Like Gandhi, King then continued to march, to champion a non-violent response to a system that has always used violence.  Like Jesus of Nazareth, and a myriad other martyrs, Dr. King knew full well that he may be killed for challenging the ruling order.

Dr. King's assassination five years later occurred when he traveled to Memphis to support striking Afro-American municipal sanitation workers as the leader of the National Poor People's campaign.  That campaign demanded an Economic Bill of Rights which included five planks:

1. "A meaningful job at a living wage"
2. "A secure and adequate income" for all those unable to find or do a job
3. "Access to land" for economic uses
4. "Access to capital" for poor people and minorities to promote their own businesses
5. Ability for ordinary people to "play a truly significant role" in the government

When's the last time you saw that highlighted in the mass media coverage on Martin Luther King Day? 

A Time to Break Silence

As Trump's legion of misanthrops, materialists and military men loot and scuttle our beleaguered ship of state, it's a time to break silence.  Dr. King's did so dramatically on April 4, 1967.  On that day, Dr. King proclaimed, "these too are our brothers," and came out against the US involvement in the Vietnam War with a passion and an eloquence that many believe caused his assassination exactly one year later.

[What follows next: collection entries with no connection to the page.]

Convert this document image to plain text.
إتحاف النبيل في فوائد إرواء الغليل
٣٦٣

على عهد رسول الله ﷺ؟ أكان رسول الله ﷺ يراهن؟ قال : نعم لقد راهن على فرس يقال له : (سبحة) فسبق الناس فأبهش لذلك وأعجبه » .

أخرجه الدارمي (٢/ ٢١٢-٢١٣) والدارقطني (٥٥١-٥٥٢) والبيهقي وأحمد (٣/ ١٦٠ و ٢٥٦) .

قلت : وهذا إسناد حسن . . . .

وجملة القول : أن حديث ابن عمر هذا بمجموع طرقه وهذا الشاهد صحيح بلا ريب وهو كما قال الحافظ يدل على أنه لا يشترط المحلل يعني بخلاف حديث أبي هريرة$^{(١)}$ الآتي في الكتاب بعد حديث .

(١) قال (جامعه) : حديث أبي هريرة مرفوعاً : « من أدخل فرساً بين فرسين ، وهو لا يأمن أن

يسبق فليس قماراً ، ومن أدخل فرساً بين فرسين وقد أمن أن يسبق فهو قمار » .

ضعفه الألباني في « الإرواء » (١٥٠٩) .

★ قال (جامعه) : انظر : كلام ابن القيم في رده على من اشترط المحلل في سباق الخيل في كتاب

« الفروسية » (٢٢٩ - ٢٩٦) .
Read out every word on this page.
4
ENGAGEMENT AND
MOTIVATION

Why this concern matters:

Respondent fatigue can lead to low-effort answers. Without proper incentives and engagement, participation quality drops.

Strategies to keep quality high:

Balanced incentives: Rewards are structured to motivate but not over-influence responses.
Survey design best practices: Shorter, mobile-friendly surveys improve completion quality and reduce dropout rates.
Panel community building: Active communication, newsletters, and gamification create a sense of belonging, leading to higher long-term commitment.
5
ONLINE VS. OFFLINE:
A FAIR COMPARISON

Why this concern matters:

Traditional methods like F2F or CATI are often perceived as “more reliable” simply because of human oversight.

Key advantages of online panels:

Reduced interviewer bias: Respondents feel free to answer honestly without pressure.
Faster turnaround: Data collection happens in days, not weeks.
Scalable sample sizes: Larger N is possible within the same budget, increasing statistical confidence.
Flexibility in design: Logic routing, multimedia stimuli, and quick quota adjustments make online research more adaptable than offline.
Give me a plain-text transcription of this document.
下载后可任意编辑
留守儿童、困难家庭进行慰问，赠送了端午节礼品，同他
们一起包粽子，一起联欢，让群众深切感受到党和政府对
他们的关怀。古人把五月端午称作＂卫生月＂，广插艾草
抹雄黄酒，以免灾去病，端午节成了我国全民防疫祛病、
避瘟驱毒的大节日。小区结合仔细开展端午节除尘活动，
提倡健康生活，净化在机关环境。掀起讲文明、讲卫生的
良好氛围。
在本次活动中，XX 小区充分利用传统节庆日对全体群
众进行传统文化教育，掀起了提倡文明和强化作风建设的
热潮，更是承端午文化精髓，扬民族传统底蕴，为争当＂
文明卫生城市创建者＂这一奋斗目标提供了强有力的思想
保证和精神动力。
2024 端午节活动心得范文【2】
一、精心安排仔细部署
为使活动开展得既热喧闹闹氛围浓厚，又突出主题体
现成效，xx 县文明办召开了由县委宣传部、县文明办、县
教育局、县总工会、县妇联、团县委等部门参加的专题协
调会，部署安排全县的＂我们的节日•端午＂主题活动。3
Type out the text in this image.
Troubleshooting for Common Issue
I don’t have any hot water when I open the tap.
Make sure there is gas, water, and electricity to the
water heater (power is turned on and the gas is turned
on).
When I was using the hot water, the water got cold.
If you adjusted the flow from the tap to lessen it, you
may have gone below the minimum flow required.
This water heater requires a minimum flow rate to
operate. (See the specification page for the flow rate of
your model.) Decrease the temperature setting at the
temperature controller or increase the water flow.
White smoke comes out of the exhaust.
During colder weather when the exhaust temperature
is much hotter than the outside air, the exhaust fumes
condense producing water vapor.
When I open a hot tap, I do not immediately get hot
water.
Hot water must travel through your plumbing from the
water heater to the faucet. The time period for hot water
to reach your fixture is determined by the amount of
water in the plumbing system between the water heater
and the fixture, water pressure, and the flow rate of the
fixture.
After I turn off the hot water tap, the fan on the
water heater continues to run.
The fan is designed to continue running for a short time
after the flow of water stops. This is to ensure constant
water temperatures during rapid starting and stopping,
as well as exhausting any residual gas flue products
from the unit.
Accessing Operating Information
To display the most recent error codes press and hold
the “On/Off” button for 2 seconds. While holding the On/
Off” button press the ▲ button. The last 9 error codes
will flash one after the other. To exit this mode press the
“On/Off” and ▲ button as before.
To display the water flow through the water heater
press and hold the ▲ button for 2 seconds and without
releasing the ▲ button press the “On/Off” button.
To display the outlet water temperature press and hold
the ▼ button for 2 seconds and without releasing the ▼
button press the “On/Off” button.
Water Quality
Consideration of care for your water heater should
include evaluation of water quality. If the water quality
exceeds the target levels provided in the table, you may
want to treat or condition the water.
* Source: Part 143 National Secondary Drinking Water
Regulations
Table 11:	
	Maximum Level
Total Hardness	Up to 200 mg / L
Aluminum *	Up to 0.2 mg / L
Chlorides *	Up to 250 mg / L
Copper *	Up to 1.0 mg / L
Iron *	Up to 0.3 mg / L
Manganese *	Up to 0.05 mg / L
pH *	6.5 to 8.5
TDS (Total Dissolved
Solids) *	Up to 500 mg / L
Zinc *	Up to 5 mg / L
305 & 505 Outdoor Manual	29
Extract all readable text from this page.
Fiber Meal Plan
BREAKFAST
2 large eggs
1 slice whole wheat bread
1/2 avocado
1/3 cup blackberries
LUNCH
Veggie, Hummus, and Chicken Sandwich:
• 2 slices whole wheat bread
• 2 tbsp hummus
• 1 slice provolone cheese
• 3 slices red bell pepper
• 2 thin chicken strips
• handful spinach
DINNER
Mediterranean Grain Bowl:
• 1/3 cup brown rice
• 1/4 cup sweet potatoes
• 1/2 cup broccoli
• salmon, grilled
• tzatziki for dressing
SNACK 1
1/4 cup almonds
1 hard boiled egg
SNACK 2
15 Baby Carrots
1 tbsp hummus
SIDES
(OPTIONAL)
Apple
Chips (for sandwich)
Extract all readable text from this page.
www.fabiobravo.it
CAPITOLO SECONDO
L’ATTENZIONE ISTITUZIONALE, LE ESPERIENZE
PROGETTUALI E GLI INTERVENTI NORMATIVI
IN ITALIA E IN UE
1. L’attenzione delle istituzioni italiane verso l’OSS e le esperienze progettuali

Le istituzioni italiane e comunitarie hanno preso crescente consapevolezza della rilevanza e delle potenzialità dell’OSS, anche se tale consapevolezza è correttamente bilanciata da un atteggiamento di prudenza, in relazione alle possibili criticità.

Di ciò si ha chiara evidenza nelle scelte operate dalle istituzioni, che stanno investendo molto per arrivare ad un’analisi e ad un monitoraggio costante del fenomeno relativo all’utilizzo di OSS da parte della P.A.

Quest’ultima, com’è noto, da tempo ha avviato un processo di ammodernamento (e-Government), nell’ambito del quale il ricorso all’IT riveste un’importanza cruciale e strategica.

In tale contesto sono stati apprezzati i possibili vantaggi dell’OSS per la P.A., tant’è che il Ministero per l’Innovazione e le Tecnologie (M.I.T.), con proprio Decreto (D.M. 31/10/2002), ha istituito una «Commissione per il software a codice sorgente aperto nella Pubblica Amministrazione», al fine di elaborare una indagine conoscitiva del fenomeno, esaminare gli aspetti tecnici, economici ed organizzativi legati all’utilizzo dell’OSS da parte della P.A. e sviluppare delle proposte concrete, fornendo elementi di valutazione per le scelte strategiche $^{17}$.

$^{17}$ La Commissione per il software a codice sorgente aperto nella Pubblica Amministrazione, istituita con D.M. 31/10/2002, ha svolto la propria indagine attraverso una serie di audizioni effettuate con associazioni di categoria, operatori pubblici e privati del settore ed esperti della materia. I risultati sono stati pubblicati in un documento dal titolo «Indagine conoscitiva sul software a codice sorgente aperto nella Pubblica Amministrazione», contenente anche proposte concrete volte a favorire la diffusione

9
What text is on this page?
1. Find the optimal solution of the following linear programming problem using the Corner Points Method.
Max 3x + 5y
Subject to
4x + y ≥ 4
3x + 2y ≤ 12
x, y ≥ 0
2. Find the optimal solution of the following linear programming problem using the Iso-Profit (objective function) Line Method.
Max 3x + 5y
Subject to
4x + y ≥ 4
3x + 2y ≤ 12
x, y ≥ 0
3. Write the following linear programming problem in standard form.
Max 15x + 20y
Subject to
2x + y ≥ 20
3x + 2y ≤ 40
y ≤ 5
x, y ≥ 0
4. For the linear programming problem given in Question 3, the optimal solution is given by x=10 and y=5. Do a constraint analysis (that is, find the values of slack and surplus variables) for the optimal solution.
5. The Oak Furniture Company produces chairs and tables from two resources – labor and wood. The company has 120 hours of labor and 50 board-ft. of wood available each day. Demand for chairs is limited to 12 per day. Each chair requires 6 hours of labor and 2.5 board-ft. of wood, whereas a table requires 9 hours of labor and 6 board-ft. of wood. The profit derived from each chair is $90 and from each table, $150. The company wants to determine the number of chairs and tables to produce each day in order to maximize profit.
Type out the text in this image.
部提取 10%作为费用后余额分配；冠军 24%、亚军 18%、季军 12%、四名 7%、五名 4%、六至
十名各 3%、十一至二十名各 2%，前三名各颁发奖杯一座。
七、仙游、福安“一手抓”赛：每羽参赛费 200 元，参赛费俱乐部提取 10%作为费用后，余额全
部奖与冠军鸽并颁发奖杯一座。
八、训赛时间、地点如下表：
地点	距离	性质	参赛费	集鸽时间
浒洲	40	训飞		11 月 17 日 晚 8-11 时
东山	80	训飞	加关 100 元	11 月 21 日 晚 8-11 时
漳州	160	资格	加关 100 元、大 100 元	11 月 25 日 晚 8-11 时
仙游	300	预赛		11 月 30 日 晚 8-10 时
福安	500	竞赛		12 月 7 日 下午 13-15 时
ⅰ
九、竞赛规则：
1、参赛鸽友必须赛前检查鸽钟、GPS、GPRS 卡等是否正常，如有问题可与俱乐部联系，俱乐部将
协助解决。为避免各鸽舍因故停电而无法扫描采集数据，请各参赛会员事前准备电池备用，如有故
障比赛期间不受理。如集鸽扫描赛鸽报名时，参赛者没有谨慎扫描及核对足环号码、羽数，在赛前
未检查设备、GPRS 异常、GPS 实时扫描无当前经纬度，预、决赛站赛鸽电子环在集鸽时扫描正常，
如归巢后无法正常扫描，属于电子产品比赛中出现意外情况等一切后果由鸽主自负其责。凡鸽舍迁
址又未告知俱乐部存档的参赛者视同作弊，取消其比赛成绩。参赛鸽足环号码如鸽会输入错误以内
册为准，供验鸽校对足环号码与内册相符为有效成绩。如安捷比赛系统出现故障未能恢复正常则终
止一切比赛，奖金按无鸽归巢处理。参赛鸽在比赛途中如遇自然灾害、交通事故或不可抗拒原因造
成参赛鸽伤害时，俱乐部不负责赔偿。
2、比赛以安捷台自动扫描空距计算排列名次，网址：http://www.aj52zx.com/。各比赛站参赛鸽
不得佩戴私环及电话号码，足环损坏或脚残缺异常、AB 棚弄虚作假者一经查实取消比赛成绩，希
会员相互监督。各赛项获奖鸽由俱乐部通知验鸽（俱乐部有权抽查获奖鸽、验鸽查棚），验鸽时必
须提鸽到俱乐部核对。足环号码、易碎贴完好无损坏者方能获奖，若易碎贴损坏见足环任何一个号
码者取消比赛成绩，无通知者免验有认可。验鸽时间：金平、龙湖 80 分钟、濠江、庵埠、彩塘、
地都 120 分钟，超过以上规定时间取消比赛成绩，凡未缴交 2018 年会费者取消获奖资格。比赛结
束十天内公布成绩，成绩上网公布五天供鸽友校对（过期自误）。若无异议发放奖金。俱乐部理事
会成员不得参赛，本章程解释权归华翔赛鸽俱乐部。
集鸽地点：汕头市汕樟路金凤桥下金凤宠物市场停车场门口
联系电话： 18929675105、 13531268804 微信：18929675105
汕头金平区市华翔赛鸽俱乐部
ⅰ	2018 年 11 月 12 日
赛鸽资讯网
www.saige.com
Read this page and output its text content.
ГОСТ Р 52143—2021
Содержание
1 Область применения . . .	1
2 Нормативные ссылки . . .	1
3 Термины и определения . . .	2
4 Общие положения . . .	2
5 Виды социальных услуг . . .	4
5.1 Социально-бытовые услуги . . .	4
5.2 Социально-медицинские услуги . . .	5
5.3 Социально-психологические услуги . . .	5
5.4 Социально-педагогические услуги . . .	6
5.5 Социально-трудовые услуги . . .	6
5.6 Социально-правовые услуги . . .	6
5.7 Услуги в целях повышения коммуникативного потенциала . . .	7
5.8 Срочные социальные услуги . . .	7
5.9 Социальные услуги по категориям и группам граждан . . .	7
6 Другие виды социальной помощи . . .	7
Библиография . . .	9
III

The corporate media today chooses to ignore this speech and remain silent.  I hope you don't.  Please listen and pass this along.  Then join some folks and speak out -- with love in your heart!

It's a tough job, but somebody's got to do it!

Beyond Vietnam: A Time To Break Silence



My Humble Take on the Real Deal

I believe that the movement for peace, economic democracy and social justice is a Spiritual Quest. No mean feat, what is called for is a True Revolution of the Heart and Mind--and it starts with each of us.

This revolution has to be Peaceful. The Hippies (and Jesus and Mahatma Gandhi and Dr. King, et al) had it right. It really is all about Peace and Love. Besides being a total drag, violence just doesn't work. It keeps our wheels spinning in fear, anger and pain. Who needs that?

Besides some hard work, I think the Revolution also calls for dancing, plenty of laughter, and some sitting around just doing nothing. (Some folks call it meditation.)


As Stephen Gaskin, proclaimed years ago:

"We're out to raise Hell--in the Bodhisattvic* sense."

Doesn't that sound like some serious fun?

(*The Bodhisattva Vow is a set of commitments made in the Mahayana Buddhist tradition. It basically says I vow to get my act together and figure it out well enough to really help out--and I ain't gonna stop until everybody is covered.

I've found that doesn't necessarily have to happen in that order. It's best to try to help out even before you have it all together! Like right now.)